For local to local case, it is special, maybe l3_len and l4_len are incorrect, here we set tso_segsz for vhostuser interfaces and veth, I didn't see the case you mentioned, can you give a specific case? I can verify if it is ok. In the worst case, we can re-parse the packet before it to get correct l3_len and l4_len.

>
>
>> +
>> +    if (mbuf->ol_flags & PKT_TX_TUNNEL_VXLAN) {
>> +        /* Handle VXLAN TSO */
>> +        struct rte_udp_hdr *udp_hdr;
>> +
>> +        /* small packets whose size is less than or equal to  MTU needn't
>> +         * VXLAN TSO. In addtion, if hardware can't support VXLAN TSO, it
>> +         * also can't be handled. So PKT_TX_TUNNEL_VXLAN must be cleared
>> +         * outer_l2_len and outer_l3_len must be zeroed.
>> +         */
>> +        if (!(dev->up.ol_flags & NETDEV_TX_OFFLOAD_VXLAN_TSO)
>> +            || (!(mbuf->ol_flags & (PKT_TX_TCP_SEG | PKT_TX_UDP_SEG))
>> +            && (mbuf->pkt_len <= 1450 + mbuf->outer_l2_len + mbuf->outer_l3_len
>> +                + mbuf->l2_len)))  {
>> +            mbuf->ol_flags &= ~PKT_TX_TUNNEL_VXLAN;
>> +            mbuf->l2_len -= sizeof(struct udp_header)
>> +                        + sizeof(struct vxlanhdr);
>> +            mbuf->outer_l2_len = 0;
>> +            mbuf->outer_l3_len = 0;
>> +            return true;
>> +        }
>
>The above doesn't look right to me. The l2 and l3 lengths are
>not updated and it assumes they are ok, which they are not.

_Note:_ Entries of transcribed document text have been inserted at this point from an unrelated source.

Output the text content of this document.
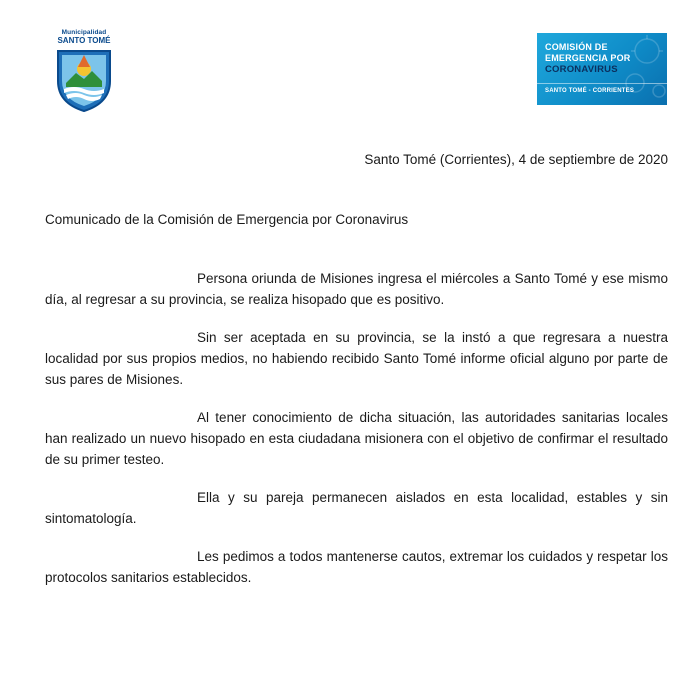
Municipalidad
SANTO TOMÉ
COMISIÓN DE
EMERGENCIA POR
CORONAVIRUS
SANTO TOMÉ - CORRIENTES
Santo Tomé (Corrientes), 4 de septiembre de 2020
Comunicado de la Comisión de Emergencia por Coronavirus

Persona oriunda de Misiones ingresa el miércoles a Santo Tomé y ese mismo día, al regresar a su provincia, se realiza hisopado que es positivo.

Sin ser aceptada en su provincia, se la instó a que regresara a nuestra localidad por sus propios medios, no habiendo recibido Santo Tomé informe oficial alguno por parte de sus pares de Misiones.

Al tener conocimiento de dicha situación, las autoridades sanitarias locales han realizado un nuevo hisopado en esta ciudadana misionera con el objetivo de confirmar el resultado de su primer testeo.

Ella y su pareja permanecen aislados en esta localidad, estables y sin sintomatología.

Les pedimos a todos mantenerse cautos, extremar los cuidados y respetar los protocolos sanitarios establecidos.
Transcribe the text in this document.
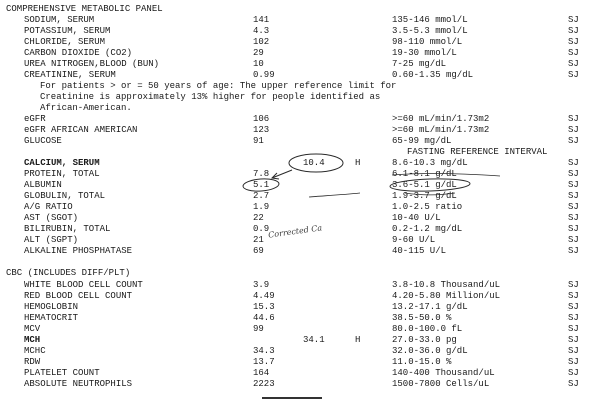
COMPREHENSIVE METABOLIC PANEL
SODIUM, SERUM	141	135-146 mmol/L	SJ
POTASSIUM, SERUM	4.3	3.5-5.3 mmol/L	SJ
CHLORIDE, SERUM	102	98-110 mmol/L	SJ
CARBON DIOXIDE (CO2)	29	19-30 mmol/L	SJ
UREA NITROGEN,BLOOD (BUN)	10	7-25 mg/dL	SJ
CREATININE, SERUM	0.99	0.60-1.35 mg/dL	SJ
For patients > or = 50 years of age: The upper reference limit for
Creatinine is approximately 13% higher for people identified as
African-American.
eGFR	106	>=60 mL/min/1.73m2	SJ
eGFR AFRICAN AMERICAN	123	>=60 mL/min/1.73m2	SJ
GLUCOSE	91	65-99 mg/dL	SJ
FASTING REFERENCE INTERVAL
CALCIUM, SERUM	10.4	H	8.6-10.3 mg/dL	SJ
PROTEIN, TOTAL	7.8	6.1-8.1 g/dL	SJ
ALBUMIN	5.1	3.6-5.1 g/dL	SJ
GLOBULIN, TOTAL	2.7	1.9-3.7 g/dL	SJ
A/G RATIO	1.9	1.0-2.5 ratio	SJ
AST (SGOT)	22	10-40 U/L	SJ
BILIRUBIN, TOTAL	0.9	0.2-1.2 mg/dL	SJ
ALT (SGPT)	21	9-60 U/L	SJ
ALKALINE PHOSPHATASE	69	40-115 U/L	SJ
CBC (INCLUDES DIFF/PLT)
WHITE BLOOD CELL COUNT	3.9	3.8-10.8 Thousand/uL	SJ
RED BLOOD CELL COUNT	4.49	4.20-5.80 Million/uL	SJ
HEMOGLOBIN	15.3	13.2-17.1 g/dL	SJ
HEMATOCRIT	44.6	38.5-50.0 %	SJ
MCV	99	80.0-100.0 fL	SJ
MCH	34.1	H	27.0-33.0 pg	SJ
MCHC	34.3	32.0-36.0 g/dL	SJ
RDW	13.7	11.0-15.0 %	SJ
PLATELET COUNT	164	140-400 Thousand/uL	SJ
ABSOLUTE NEUTROPHILS	2223	1500-7800 Cells/uL	SJ
Corrected Ca
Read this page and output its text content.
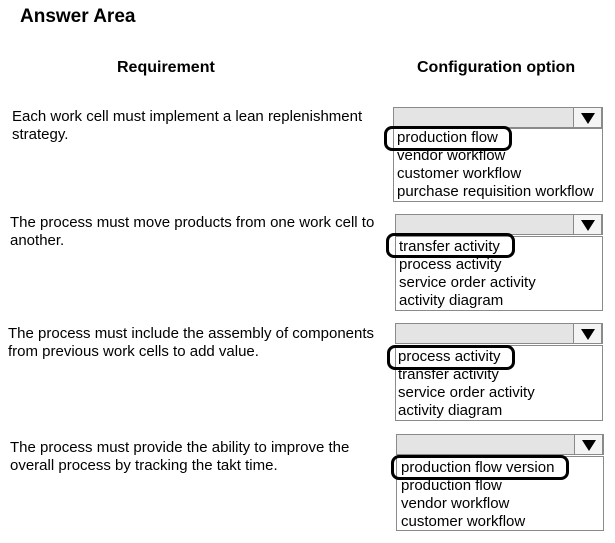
Answer Area
Requirement	Configuration option
Each work cell must implement a lean replenishment strategy.	production flow
vendor workflow
customer workflow
purchase requisition workflow
The process must move products from one work cell to another.	transfer activity
process activity
service order activity
activity diagram
The process must include the assembly of components from previous work cells to add value.	process activity
transfer activity
service order activity
activity diagram
The process must provide the ability to improve the overall process by tracking the takt time.	production flow version
production flow
vendor workflow
customer workflow
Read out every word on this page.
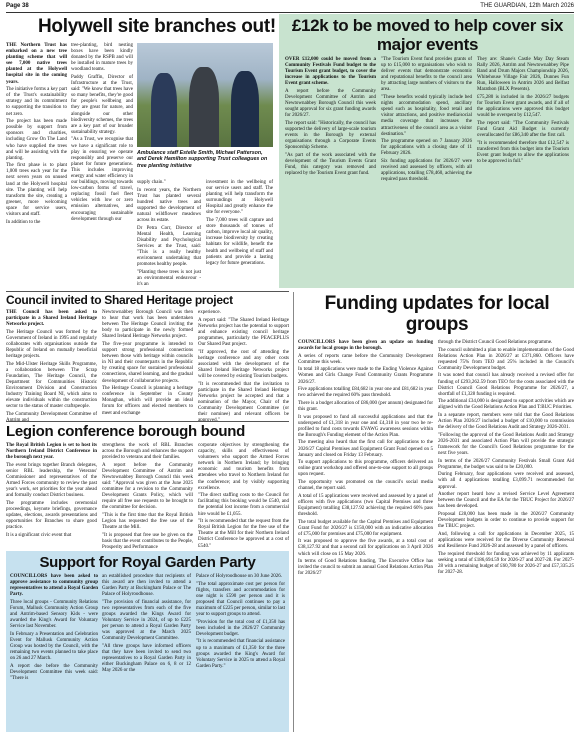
Page 38	THE GUARDIAN, 12th March 2026
Holywell site branches out!

THE Northern Trust has embarked on a new tree planting scheme that will see 7,000 native trees planted at the Holywell hospital site in the coming years.

The initiative forms a key part of the Trust's sustainability strategy and its commitment to supporting the transition to net zero.

The project has been made possible by support from sponsors and charities, including Grow On The Land who have supplied the trees and will be assisting with the planting.

The first phase is to plant 1,000 trees each year for the next seven years on unused land at the Holywell hospital site. The planting will help transform the site, creating a greener, more welcoming space for service users, visitors and staff.

In addition to the

tree-planting, bird nesting boxes have been kindly donated by the RSPB and will be installed in mature trees by woodland teams.

Paddy Graffin, Director of Infrastructure at the Trust, said: "We know that trees have so many benefits, they're good for people's wellbeing and they are great for nature, and alongside our other biodiversity schemes, the trees are a key part of our broader sustainability strategy.

"As a Trust, we recognise that we have a significant role to play in ensuring we operate responsibly and preserve our planet for future generations. This includes improving energy and water efficiency in our buildings, moving towards low-carbon forms of travel, replacing fossil fuel fleet vehicles with low or zero emission alternatives, and encouraging sustainable development through our

Ambulance staff Estelle Smith, Michael Patterson, and Derek Hamilton supporting Trust colleagues on tree planting initiative

supply chain."

In recent years, the Northern Trust has planted several hundred native trees and supported the development of natural wildflower meadows across its estate.

Dr Petra Corr, Director of Mental Health, Learning Disability and Psychological Services at the Trust, said: "This is a really healthy environment undertaking that promotes healthy people.

"Planting these trees is not just an environmental endeavour - it's an

investment in the wellbeing of our service users and staff. The planting will help transform the surroundings at Holywell Hospital and greatly enhance the site for everyone."

The 7,000 trees will capture and store thousands of tonnes of carbon, improve local air quality, increase biodiversity by creating habitats for wildlife, benefit the health and wellbeing of staff and patients and provide a lasting legacy for future generations.

£12k to be moved to help cover six major events

OVER £12,000 could be moved from a Community Festivals Fund budget to the Tourism Event grant budget, to cover the increase in applications to the Tourism Event grant scheme.

A report before the Community Development Committee of Antrim and Newtownabbey Borough Council this week sought approval for six grant funding awards for 2026/27.

The report said: "Historically, the council has supported the delivery of large-scale tourism events in the Borough by external organisations through a Corporate Events Sponsorship Scheme.

"As part of the work associated with the development of the Tourism Events Grant Fund, this category was removed and replaced by the Tourism Event grant fund.

"The Tourism Event fund provides grants of up to £15,000 to organisations who wish to deliver events that demonstrate economic and reputational benefits to the council area by attracting large numbers of visitors to the area.

"These benefits would typically include bed nights accommodation spend, ancillary spend such as hospitality, food retail and visitor attractions, and positive media/social media coverage that increases the attractiveness of the council area as a visitor destination."

The programme opened on 7 January 2026 for applications with a closing date of 11 February 2026.

Six funding applications for 2026/27 were received and assessed by officers, with all applications, totalling £78,460, achieving the required pass threshold.

They are: Shane's Castle May Day Steam Rally 2026, Antrim and Newtownabbey Pipe Band and Drum Majors Championship 2026, Whitehouse Village Fair 2026, Dunnes Fun Run, Halloween in Antrim 2026 and Belfast Marathon (BLX Presents).

£75,280 is included in the 2026/27 budgets for Tourism Event grant awards, and if all of the applications were approved this budget would be overspent by £12,547.

The report said: "The Community Festivals Fund Grant Aid Budget is currently overallocated for £86,340 after the first call.

"It is recommended therefore that £12,547 is transferred from this budget into the Tourism Event grant budget to allow the applications to be approved in full."

Council invited to Shared Heritage project

THE Council has been asked to participate in a Shared Ireland Heritage Networks project.

The Heritage Council was formed by the Government of Ireland in 1995 and regularly collaborates with organisations outside the Republic of Ireland on mutually beneficial heritage projects.

The Mid-Ulster Heritage Skills Programme, a collaboration between The Scrap Foundation, The Heritage Council, the Department for Communities Historic Environment Division and Construction Industry Training Board NI, which aims to elevate individuals within the construction sector to the status of master craftspeople.

The Community Development Committee of

Newtownabbey Borough Council was then to hear that work has been undertaken between The Heritage Council inviting the body to participate in the newly formed Shared Ireland Heritage Networks project.

The five-year programme is intended to support strong professional connections between those with heritage within councils in NI and their counterparts in the Republic by creating space for sustained professional connections, shared learning, and the gradual development of collaborative projects.

The Heritage Council is planning a heritage conference in September in County Monaghan, which will provide an ideal forum for officers and elected members to meet and exchange

experience.

A report said: "The Shared Ireland Heritage Networks project has the potential to support and enhance existing council heritage programmes, particularly the PEACEPLUS Our Shared Past project.

"If approved, the cost of attending the heritage conference and any other costs associated with the development of the Shared Ireland Heritage Networks project will be covered by existing Tourism budgets.

"It is recommended that the invitation to participate in the Shared Ireland Heritage Networks project be accepted and that a nomination of the Mayor, Chair of the Community Development Committee (or their nominee) and relevant officers be

Legion conference borough bound

The Royal British Legion is set to host its Northern Ireland District Conference in the borough next year.

The event brings together Branch delegates, senior RBL leadership, the Veterans' Commissioner and representatives of the Armed Forces community to review the past year's work, set priorities for the year ahead and formally conduct District business.

The programme includes ceremonial proceedings, keynote briefings, governance updates, elections, awards presentations and opportunities for Branches to share good practice.

It is a significant civic event that

strengthens the work of RBL Branches across the Borough and enhances the support provided to veterans and their families.

A report before the Community Development Committee of Antrim and Newtownabbey Borough Council this week said: "Approval was given at the June 2025 committee for a revision to the Community Development Grants Policy, which will require all free use requests to be brought to the committee for decision.

"This is the first time that the Royal British Legion has requested the free use of the Theatre at the Mill.

"It is proposed that free use be given on the basis that the event contributes to the People, Prosperity and Performance

corporate objectives by strengthening the capacity, skills and effectiveness of volunteers who support the Armed Forces network in Northern Ireland; by bringing economic and tourism benefits from attendees who travel to Northern Ireland for the conference; and by visibly supporting excellence.

"The direct staffing costs to the Council for facilitating this booking would be £540, and the potential lost income from a commercial hire would be £1,055.

"It is recommended that the request from the Royal British Legion for the free use of the Theatre at the Mill for their Northern Ireland District Conference be approved at a cost of £540."

Funding updates for local groups

COUNCILLORS have been given an update on funding awards for local groups in the borough.

A series of reports came before the Community Development Committee this week.

In total 18 applications were made to the Ending Violence Against Women and Girls Change Fund Community Grants Programme 2026/27.

Five applications totalling £84,682 in year one and £81,682 in year two achieved the required 60% pass threshold.

There is a budget allocation of £86,000 (per annum) designated for this grant.

It was proposed to fund all successful applications and that the underspend of £1,318 in year one and £4,318 in year two be re-profiled to fund costs towards EVAWG awareness sessions within the Borough's Funding element of the Action Plan.

The meeting also heard that the first call for applications to the 2026/27 Capital Premises and Equipment Grant Fund opened on 5 January and closed on Friday 13 February.

To support applications to this programme, officers delivered an online grant workshop and offered one-to-one support to all groups upon request.

The opportunity was promoted on the council's social media channel, the report said.

A total of 15 applications were received and assessed by a panel of officers with five applications (two Capital Premises and three Equipment) totalling £38,127.92 achieving the required 60% pass threshold.

The total budget available for the Capital Premises and Equipment Grant Fund for 2026/27 is £150,000 with an indicative allocation of £75,000 for premises and £75,000 for equipment.

It was proposed to approve the five awards, at a total cost of £38,127.92 and that a second call for applications on 3 April 2026 which will close on 15 May 2026.

In terms of Good Relations funding, The Executive Office has invited the council to submit an annual Good Relations Action Plan for 2026/27

through the District Council Good Relations programme.

The council submitted a plan to enable implementation of the Good Relations Action Plan in 2026/27 at £371,860. Officers have requested 75% from TEO and 25% included in the Council's Community Development budget.

It was noted that council has already received a revised offer for funding of £293,262.59 from TEO for the costs associated with the District Council Good Relations Programme for 2026/27, a shortfall of £1,328 funding is required.

The additional £34,000 is designated to support activities which are aligned with the Good Relations Action Plan and T:BUC Priorities.

In a separate report, members were told that the Good Relations Action Plan 2026/27 included a budget of £10,000 to commission the delivery of the Good Relations Audit and Strategy 2026-2031.

"Following the approval of the Good Relations Audit and Strategy 2026-2031 and associated Action Plan will provide the strategic framework for the Council's Good Relations programme for the next five years.

In terms of the 2026/27 Community Festivals Small Grant Aid Programme, the budget was said to be £20,000.

During February, four applications were received and assessed, with all 4 applications totalling £3,099.71 recommended for approval.

Another report heard how a revised Service Level Agreement between the Council and the EA for the TBUC Project for 2026/27 has been developed.

Proposal £28,000 has been made in the 2026/27 Community Development budgets in order to continue to provide support for the TBUC project.

And, following a call for applications in December 2025, 15 applications were received for the Diverse Community Renewal and Resilience Fund 2026-28 and assessed by a panel of officers.

The required threshold for funding was achieved by 11 applicants seeking a total of £186,694.59 for 2026-27 and 2027-28. For 2027-28 with a remaining budget of £60,780 for 2026-27 and £57,335.25 for 2027-28.

Support for Royal Garden Party

COUNCILLORS have been asked to approve assistance to community group representatives to attend a Royal Garden Party.

Three local groups - Community Relations Forum, Mallusk Community Action Group and Antrim-based Sensory Kids - were awarded the King's Award for Voluntary Service last November.

In February a Presentation and Celebration Event for Mallusk Community Action Group was hosted by the Council, with the remaining two events planned to take place on 26 and 27 March.

A report due before the Community Development Committee this week said: "There is

an established procedure that recipients of this award are then invited to attend a Garden Party at Buckingham Palace or The Palace of Holyroodhouse.

"The provision of financial assistance, for two representatives from each of the five groups awarded the Kings Award for Voluntary Service in 2024, of up to £225 per person to attend a Royal Garden Party was approved at the March 2025 Community Development Committee.

"All three groups have informed officers that they have been invited to send two representatives to a Royal Garden Party in either Buckingham Palace on 6, 8 or 12 May 2026 or the

Palace of Holyroodhouse on 30 June 2026.

"The total approximate cost per person for flights, transfers and accommodation for one night is £590 per person and it is proposed that Council continues to pay a maximum of £225 per person, similar to last year to support groups to attend.

"Provision for the total cost of £1,350 has been included in the 2026/27 Community Development budget.

"It is recommended that financial assistance up to a maximum of £1,350 for the three groups awarded the King's Award for Voluntary Service in 2025 to attend a Royal Garden Party."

There are two cases entering netdev_dpdk_prep_hwol_packet()

#1. To be sent to dpdk interfacses, the packet is from system inertfaces or vhostuser.

#2. To be sent to vhosuser tinterfaces, the packet is from dpdk interface or system interfacses, 

In most case they are set correctly, if not, we can re-parse the packet to get correct value, but I'm not sure how we can decide this kind of scarce case.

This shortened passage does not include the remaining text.